A past press release gives the flavour of the event, which sound more like frolicking than competition, which is an appropriate way to wind down after a rigorous school year:
St. Scholastica students often add to the festivity of the event by wearing body paint, unique “hats” or odd costumes, walking the course facing backward, pulling each other in wagons, etc. Participants in the 2005 race are encouraged to dress in prom attire.
I am completely perplexed about why dear sister is offended by the image and calls it mockery. She admits that the depictions are "cute" (I googled, but couldn't find the image) but finds it offensive and stereotypical. Being far-removed from the whole event, I must say that my impression was that the drawing was meant as an honour -- seeing the nuns as good-humoured, very much a part of the spirit of the school (still) and a nostalgic nod to their past visibility which spoke as a universal icon.

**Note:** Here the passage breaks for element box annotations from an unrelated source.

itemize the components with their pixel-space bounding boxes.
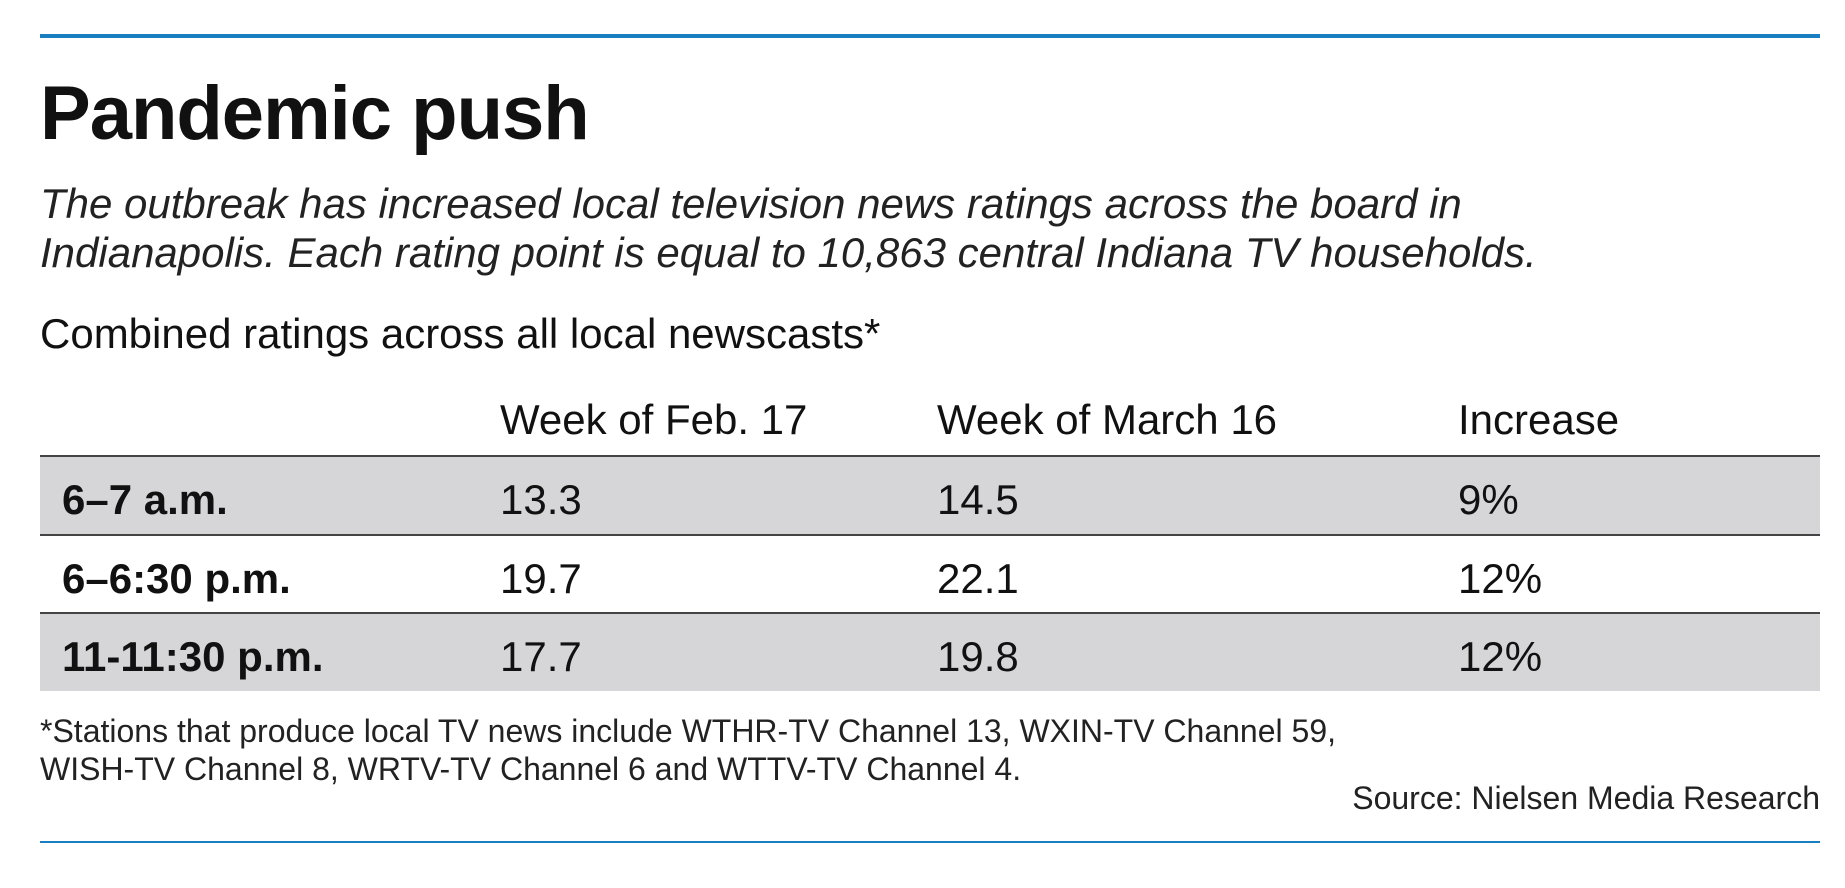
subtitle: Indianapolis. Each rating point is equal… — [40, 229, 1537, 276]
top-rule — [40, 34, 1820, 38]
row-label: 11-11:30 p.m. — [62, 633, 324, 680]
cell: 19.8 — [937, 633, 1019, 680]
footnote: WISH-TV Channel 8, WRTV-TV Channel 6 and… — [40, 751, 1022, 787]
cell: 13.3 — [500, 476, 582, 523]
table-caption: Combined ratings across all local newsca… — [40, 310, 881, 357]
source: Source: Nielsen Media Research — [1352, 780, 1820, 816]
column-header: Week of March 16 — [937, 396, 1278, 443]
cell: 22.1 — [937, 554, 1019, 602]
column-header: Week of Feb. 17 — [500, 396, 808, 443]
table-row: 11-11:30 p.m. 17.7 19.8 12% — [40, 613, 1820, 691]
cell: 17.7 — [500, 633, 582, 680]
row-label: 6–7 a.m. — [62, 476, 228, 523]
cell: 14.5 — [937, 476, 1019, 523]
row-label: 6–6:30 p.m. — [62, 554, 291, 602]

Sister may know more about the hearts of the organisers, but I would submit that even in this "sophisticated" age, the generosity of a live given to God cries out for its own display, and what better than the motherly nun, in cheerful habit, joining in the festivities with her charges. Catholicism has always known how to balance feasting with fasting, in a way that all could emulate, and these students wanted that icon to be a stamp of deeper meaning. (Perhaps they miss its real presence.)